Optional text (for sequence analysis): Biological sequence analysis, by R. Durbin, S. Eddy, A. Krogh, G. Mitchison (Cambridge University Press),
No exams will be given. Grades will be based on online homework (counting 30% of the grade), 3 problem sets (given every 2-3 weeks and counting 15% each towards the final grade) and an independent course project (25% of final grade), which can be collaborative (1-3 students/project). The course project will consist of a research project on a bioinformatics topic chosen by the student (with approval by the instructor) containing an element of independent computational biology research (e.g. calculation, programming, database analysis, etc.). This will be turned in as a link to a web page. The final project is due by 10 PM, April 12, 2023. The last 3 classes will be spent presenting your projects to each other. (The presentation will account for 5/25 points of the project grade.)
If at some point, we have to go into coronavirus lockdown, that portion of the class will be web-based. We will hold lectures by Zoom during the normally scheduled class time. Log in to the UT Canvas class page for the link, or, if you are auditing, email the TA and we will send the link by return email. Slides will be posted before class so you can follow along with the material. We'll record the lectures & post the recordings afterward on Canvas so any of you who might be in other time zones or otherwise be unable to make class will have the opportunity to watch them. Note that the recordings will only be available on Canvas and are reserved only for students in this class for educational purposes and are protected under FERPA. The recordings should not be shared outside the class in any form.
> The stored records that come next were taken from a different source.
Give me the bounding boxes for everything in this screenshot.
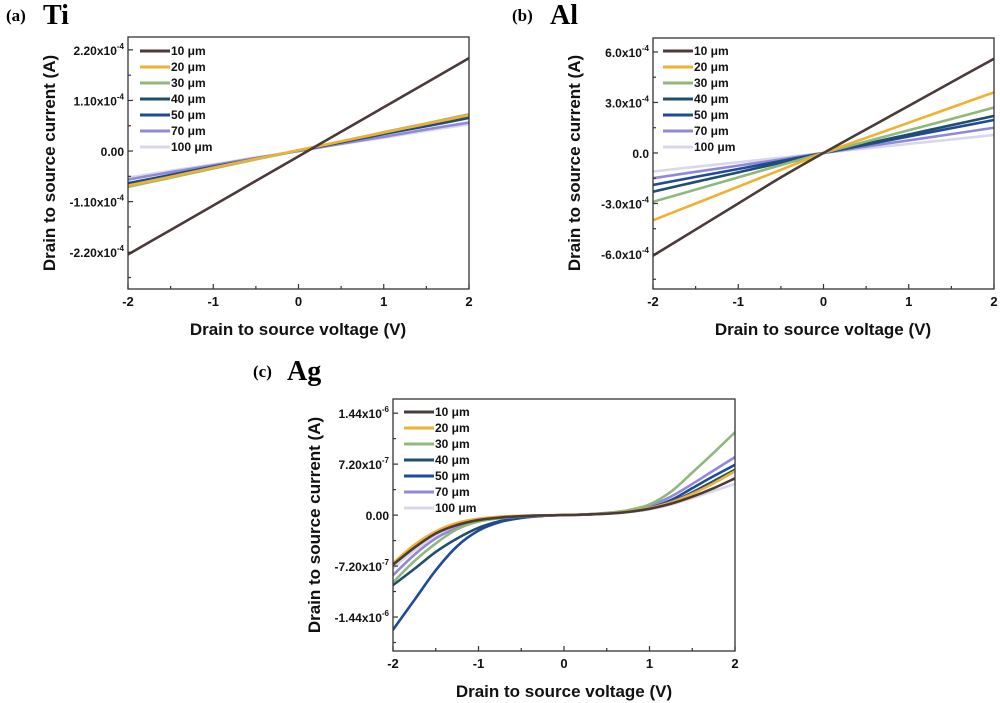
legend-label: 70 μm (435, 485, 470, 499)
legend-label: 30 μm (171, 76, 206, 90)
legend-label: 40 μm (694, 92, 729, 106)
x-tick-label: -2 (387, 656, 399, 671)
x-tick-label: 1 (646, 656, 653, 671)
panel-label: (a) (6, 6, 26, 25)
y-axis-title: Drain to source current (A) (565, 55, 584, 271)
x-tick-label: -2 (122, 294, 134, 309)
legend-label: 10 μm (171, 44, 206, 58)
x-tick-label: 2 (465, 294, 472, 309)
x-axis-title: Drain to source voltage (V) (456, 682, 672, 701)
y-tick-label: 6.0x10-4 (605, 44, 649, 60)
x-tick-label: 2 (731, 656, 738, 671)
series-line-10um (393, 476, 735, 566)
legend-label: 20 μm (435, 421, 470, 435)
y-tick-label: 7.20x10-7 (338, 456, 389, 472)
panel-title: Al (550, 0, 578, 31)
plot-frame (127, 36, 470, 290)
y-tick-label: 0.0 (632, 147, 649, 161)
legend-label: 40 μm (435, 453, 470, 467)
legend-label: 10 μm (694, 44, 729, 58)
x-tick-label: -1 (207, 294, 219, 309)
x-tick-label: -1 (473, 656, 485, 671)
y-tick-label: -3.0x10-4 (601, 195, 649, 211)
legend-label: 10 μm (435, 405, 470, 419)
legend: 10 μm 20 μm 30 μm 40 μm 50 μm 70 μm 100 μm (404, 405, 476, 515)
plot-area: -2 -1 0 1 2 6.0x10-4 3.0x10-4 0.0 -3.0x10-4 -6.0x… (601, 37, 998, 309)
y-tick-label: -1.10x10-4 (70, 194, 125, 210)
x-tick-label: -1 (732, 294, 744, 309)
legend-label: 30 μm (435, 437, 470, 451)
x-tick-label: -2 (647, 294, 659, 309)
panel-label: (b) (512, 6, 533, 25)
series-group (128, 56, 469, 256)
legend-label: 20 μm (694, 60, 729, 74)
x-tick-label: 0 (295, 294, 302, 309)
series-line-10um (128, 56, 469, 256)
y-tick-label: 0.00 (101, 145, 125, 159)
y-tick-label: -2.20x10-4 (70, 244, 125, 260)
panel-a-ti: (a) Ti -2 -1 0 1 2 2.20x10-4 1.10x10-4 0.00 -1.1… (6, 0, 473, 339)
y-tick-label: -7.20x10-7 (335, 558, 390, 574)
y-tick-label: 3.0x10-4 (605, 94, 649, 110)
panel-b-al: (b) Al -2 -1 0 1 2 6.0x10-4 3.0x10-4 0.0 -3.0x10… (512, 0, 998, 339)
series-group (653, 57, 994, 257)
legend-label: 100 μm (694, 140, 735, 154)
legend-label: 50 μm (171, 108, 206, 122)
y-tick-label: 1.44x10-6 (338, 405, 389, 421)
y-tick-label: 1.10x10-4 (73, 92, 124, 108)
x-tick-label: 0 (820, 294, 827, 309)
legend-label: 50 μm (435, 469, 470, 483)
y-tick-label: -1.44x10-6 (335, 609, 390, 625)
legend-label: 50 μm (694, 108, 729, 122)
series-line-20um (128, 113, 469, 187)
y-tick-label: 0.00 (366, 509, 390, 523)
panel-label: (c) (253, 362, 272, 381)
y-axis-title: Drain to source current (A) (305, 417, 324, 633)
legend-label: 40 μm (171, 92, 206, 106)
y-tick-label: -6.0x10-4 (601, 246, 649, 262)
panel-title: Ag (287, 356, 321, 387)
panel-c-ag: (c) Ag -2 -1 0 1 2 1.44x10-6 7.20x10-7 0.00 -7.2… (253, 356, 739, 701)
x-axis-title: Drain to source voltage (V) (190, 320, 406, 339)
plot-area: -2 -1 0 1 2 2.20x10-4 1.10x10-4 0.00 -1.10x10-4 -… (70, 36, 473, 309)
legend-label: 100 μm (435, 501, 476, 515)
legend-label: 20 μm (171, 60, 206, 74)
series-group (393, 430, 735, 632)
x-tick-label: 2 (990, 294, 997, 309)
legend-label: 100 μm (171, 140, 212, 154)
series-line-10um (653, 57, 994, 257)
x-tick-label: 1 (905, 294, 912, 309)
legend-label: 70 μm (171, 124, 206, 138)
y-axis-title: Drain to source current (A) (40, 55, 59, 271)
legend: 10 μm 20 μm 30 μm 40 μm 50 μm 70 μm 100 μm (140, 44, 212, 154)
x-tick-label: 1 (380, 294, 387, 309)
legend-label: 30 μm (694, 76, 729, 90)
plot-area: -2 -1 0 1 2 1.44x10-6 7.20x10-7 0.00 -7.20x10-7 -… (335, 398, 739, 671)
legend: 10 μm 20 μm 30 μm 40 μm 50 μm 70 μm 100 μm (663, 44, 735, 154)
legend-label: 70 μm (694, 124, 729, 138)
y-tick-label: 2.20x10-4 (73, 42, 124, 58)
x-axis-title: Drain to source voltage (V) (715, 320, 931, 339)
panel-title: Ti (43, 0, 69, 31)
x-tick-label: 0 (560, 656, 567, 671)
Violation of this restriction could lead to Student Misconduct proceedings.
Online homework will be assigned and evaluated using the free bioinformatics web resource Rosalind.
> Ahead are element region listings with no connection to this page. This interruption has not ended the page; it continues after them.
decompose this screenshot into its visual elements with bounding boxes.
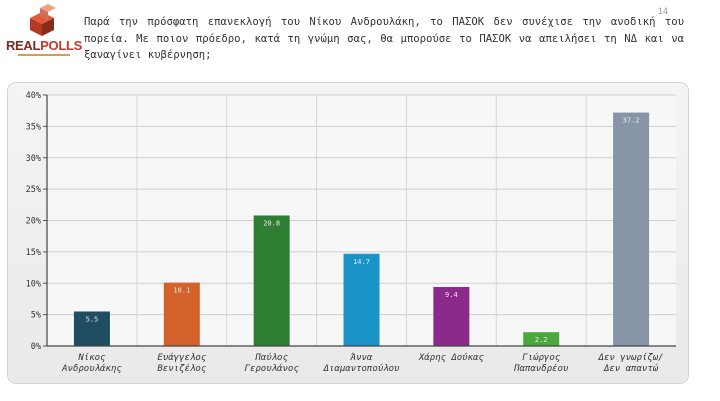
y-tick-label: 20% [26,217,41,227]
bars: 5.5 10.1 20.8 14.7 9.4 2.2 37.2 [73,112,650,346]
bar [73,311,110,346]
bar-data-label: 10.1 [173,287,190,295]
logo-wordmark: REALPOLLS [4,38,84,53]
bar-data-label: 9.4 [445,291,458,299]
y-tick-label: 15% [26,248,41,258]
x-category-label: Γιώργος [522,352,561,363]
survey-question: Παρά την πρόσφατη επανεκλογή του Νίκου Α… [84,16,684,61]
page-number: 14 [657,6,668,16]
x-category-label: Διαμαντοπούλου [323,364,400,374]
realpolls-logo: REALPOLLS [4,4,82,64]
bar-data-label: 5.5 [86,315,99,323]
bar [523,332,560,346]
x-category-label: Χάρης Δούκας [418,353,485,363]
logo-polls-text: POLLS [40,38,83,53]
x-category-label: Δεν απαντώ [603,363,659,374]
y-tick-label: 35% [26,122,41,132]
bar-data-label: 20.8 [263,219,280,227]
x-category-label: Βενιζέλος [157,363,206,374]
bar-data-label: 37.2 [623,117,640,125]
x-category-label: Ευάγγελος [157,353,206,363]
bar [433,287,470,346]
logo-underline [18,54,70,56]
y-tick-label: 40% [26,91,41,101]
logo-cubes-icon [30,4,56,36]
bar-data-label: 2.2 [535,336,548,344]
bar-data-label: 14.7 [353,258,370,266]
bar [253,215,290,346]
x-category-label: Γερουλάνος [245,364,300,374]
y-tick-label: 0% [31,342,41,352]
y-tick-label: 10% [26,279,41,289]
x-category-label: Παύλος [254,353,288,363]
x-category-label: Δεν γνωρίζω/ [598,353,664,363]
bar [613,112,650,346]
y-tick-label: 25% [26,185,41,195]
y-tick-label: 5% [31,311,41,321]
y-tick-label: 30% [26,154,41,164]
y-axis-ticks: 0% 5% 10% 15% 20% 25% 30% 35% 40% [26,91,47,352]
bar [163,282,200,346]
x-category-label: Νίκος [77,353,106,363]
x-category-label: Άννα [350,353,373,363]
logo-real-text: REAL [5,38,41,53]
x-category-label: Ανδρουλάκης [61,364,122,374]
bar [343,253,380,346]
x-category-label: Παπανδρέου [513,363,569,374]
All projects and homework will be turned in electronically and time-stamped. No makeup work will be given. Instead, all students have 5 days of free “late time” (for the entire semester, NOT per project, and counting weekends/holidays). For projects turned in late, days will be deducted from the 5 day total (or what remains of it) by the number of days late (in 1 day increments, rounding up, i.e. 10 minutes late = 1 day deducted). Once the full 5 days have been used up, assignments will be penalized 10 percent per day late (rounding up), i.e., a 50 point assignment turned in 1.5 days late would be penalized 20%, or 10 points.
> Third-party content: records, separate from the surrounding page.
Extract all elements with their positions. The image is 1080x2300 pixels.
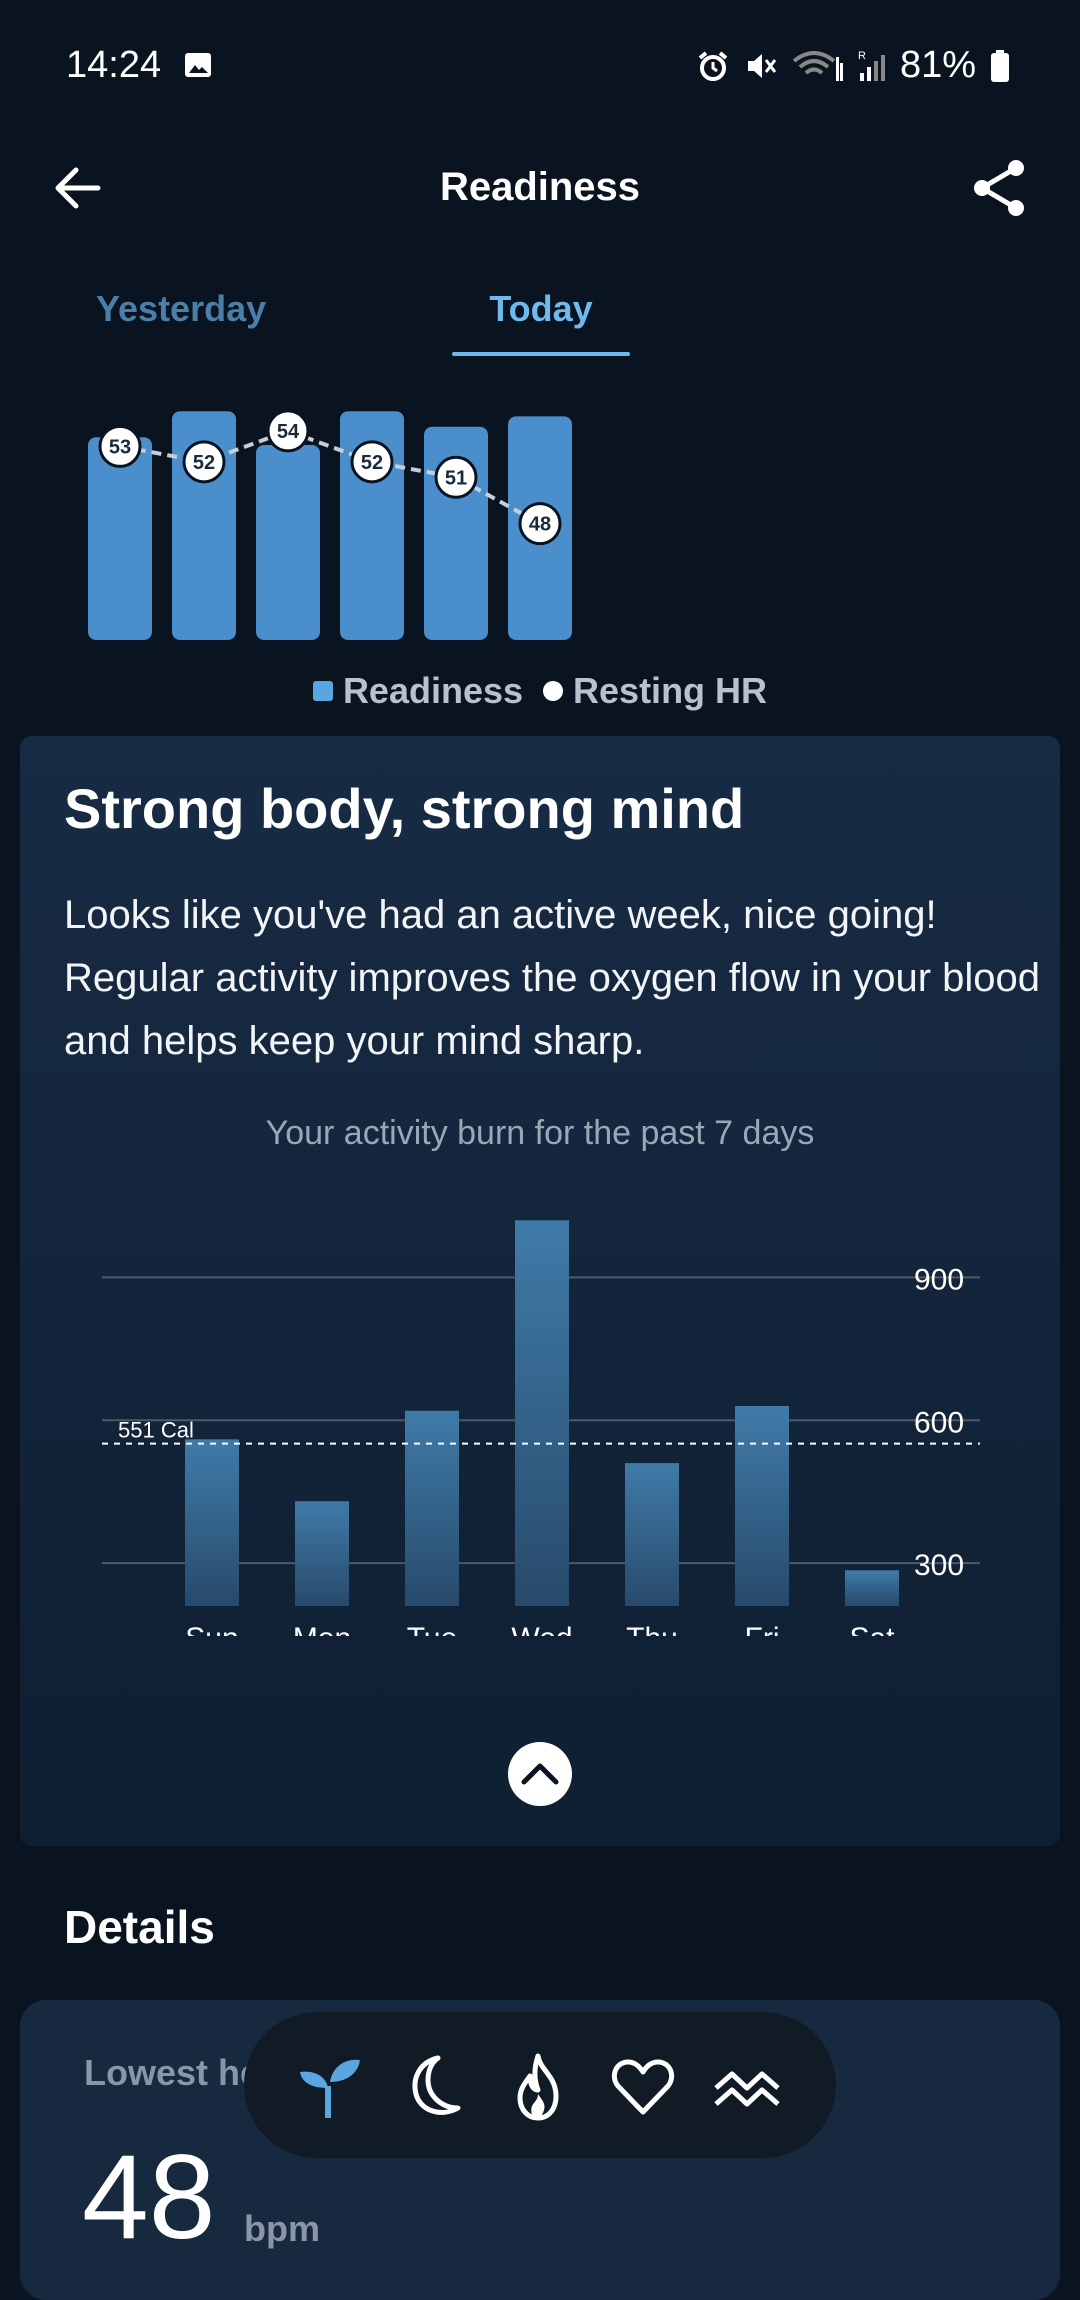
status-bar: 14:24 R 81%: [0, 0, 1080, 130]
readiness-legend-swatch: [312, 681, 333, 702]
back-arrow-icon: [55, 167, 101, 209]
x-tick-label: Fri: [745, 1622, 780, 1636]
x-tick-label: Mon: [293, 1622, 351, 1636]
y-tick-label: 900: [914, 1263, 964, 1296]
share-button[interactable]: [968, 156, 1032, 220]
average-label: 551 Cal: [118, 1418, 194, 1443]
status-time: 14:24: [66, 44, 214, 87]
app-bar: Readiness: [0, 140, 1080, 250]
svg-text:R: R: [858, 50, 866, 62]
activity-bar: [405, 1410, 459, 1606]
x-tick-label: Thu: [626, 1622, 678, 1636]
legend-readiness: Readiness: [342, 670, 524, 712]
detail-unit: bpm: [244, 2208, 320, 2249]
battery-icon: [991, 49, 1009, 82]
x-tick-label: Sat: [849, 1622, 895, 1636]
waves-icon[interactable]: [712, 2052, 782, 2122]
insight-title: Strong body, strong mind: [64, 777, 745, 840]
signal-icon: R: [858, 50, 885, 81]
activity-bar: [515, 1220, 569, 1606]
readiness-bar: [88, 437, 152, 640]
share-icon: [974, 160, 1024, 216]
detail-value: 48: [82, 2130, 216, 2264]
readiness-chart: 53 52 54 52 51 48: [88, 409, 572, 640]
mute-icon: [747, 53, 777, 78]
resting-hr-point: [98, 424, 142, 468]
activity-bar: [295, 1501, 349, 1606]
legend-resting-hr: Resting HR: [573, 670, 768, 712]
y-tick-label: 600: [914, 1406, 964, 1439]
activity-chart-caption: Your activity burn for the past 7 days: [265, 1114, 815, 1152]
insight-card: Strong body, strong mind Looks like you'…: [20, 736, 1060, 1846]
heart-icon[interactable]: [608, 2052, 678, 2122]
resting-hr-label: 53: [109, 436, 131, 458]
x-tick-label: Tue: [407, 1622, 458, 1636]
resting-hr-legend-swatch: [543, 681, 564, 702]
tab-active-indicator: [452, 352, 630, 356]
bottom-nav: [244, 2012, 836, 2158]
activity-bar: [845, 1570, 899, 1606]
resting-hr-point: [518, 502, 562, 546]
flame-icon[interactable]: [504, 2052, 574, 2122]
resting-hr-point: [266, 409, 310, 453]
resting-hr-point: [182, 440, 226, 484]
details-heading: Details: [64, 1901, 215, 1953]
x-tick-label: Wed: [511, 1622, 572, 1636]
wifi-icon: [792, 50, 843, 81]
resting-hr-point: [350, 440, 394, 484]
readiness-legend: Readiness Resting HR: [0, 668, 1080, 712]
alarm-icon: [698, 50, 728, 81]
resting-hr-label: 48: [529, 514, 551, 536]
sprout-icon[interactable]: [294, 2052, 364, 2122]
status-icons: R 81%: [696, 44, 1010, 87]
activity-burn-chart: 300 600 900 Sun Mon Tue Wed Thu Fri Sat 551 Cal: [102, 1220, 980, 1636]
resting-hr-label: 54: [277, 421, 300, 443]
resting-hr-point: [434, 455, 478, 499]
resting-hr-label: 52: [193, 452, 215, 474]
x-tick-label: Sun: [185, 1622, 238, 1636]
back-button[interactable]: [48, 158, 108, 218]
day-tabs: Yesterday Today: [0, 278, 1080, 358]
gallery-notification-icon: [184, 53, 211, 77]
chevron-up-icon: [521, 1763, 559, 1785]
insight-body: Looks like you've had an active week, ni…: [64, 893, 1041, 1063]
y-tick-label: 300: [914, 1549, 964, 1582]
readiness-bar: [256, 445, 320, 640]
activity-bar: [735, 1406, 789, 1606]
collapse-button[interactable]: [508, 1742, 572, 1806]
resting-hr-label: 52: [361, 452, 383, 474]
tab-today[interactable]: Today: [489, 288, 593, 329]
activity-bar: [625, 1463, 679, 1606]
battery-percent: 81%: [899, 44, 976, 86]
activity-bar: [185, 1439, 239, 1606]
page-title: Readiness: [439, 165, 641, 209]
resting-hr-label: 51: [445, 467, 467, 489]
status-time-label: 14:24: [66, 44, 162, 86]
moon-icon[interactable]: [398, 2052, 468, 2122]
tab-yesterday[interactable]: Yesterday: [96, 288, 267, 329]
Homework, problem sets, and the project total to a possible 100 points. There will be no curving of grades, nor will grades be rounded up. We’ll use the plus/minus grading system, so: A= 92 and above, A-=90 to 91.99, etc. Just for clarity's sake, here are the cutoffs for the grades: 92% = A, 90% = A- < 92%, 88% = B+ < 90%, 82% = B < 88%, 80% = B- < 82%, 78% = C+ < 80%, 72% = C < 78%, 70% = C- < 72%, 68% = D+ < 70%, 62% = D < 68%, 60% = D- < 62%, F < 60%.
Students are welcome to discuss ideas and problems with each other, but all programs, Rosalind homework, problem sets, and written solutions should be performed independently (except the final collaborative project). Students are expected to follow the UT honor code. Cheating, plagiarism, copying, & reuse of prior homework, projects, or programs from CourseHero, Github, or any other sources are all strictly forbidden and constitute breaches of academic integrity and cause for dismissal with a failing grade, possibly expulsion (UT's academic integrity policy). In particular, no materials used in this class, including, but not limited to, lecture hand-outs, videos, assessments (papers, projects, homework assignments), in-class materials, review sheets, and additional problem sets, may be shared online or with anyone outside of the class unless you have the instructor’s explicit, written permission. Any materials found online (e.g. in CourseHero) that are associated with you, or any suspected unauthorized sharing of materials, will be reported to Student Conduct and Academic Integrity in the Office of the Dean of Students. These reports can result in sanctions, including failure in the course.
The final project web site is due by 10 PM April 12, 2023.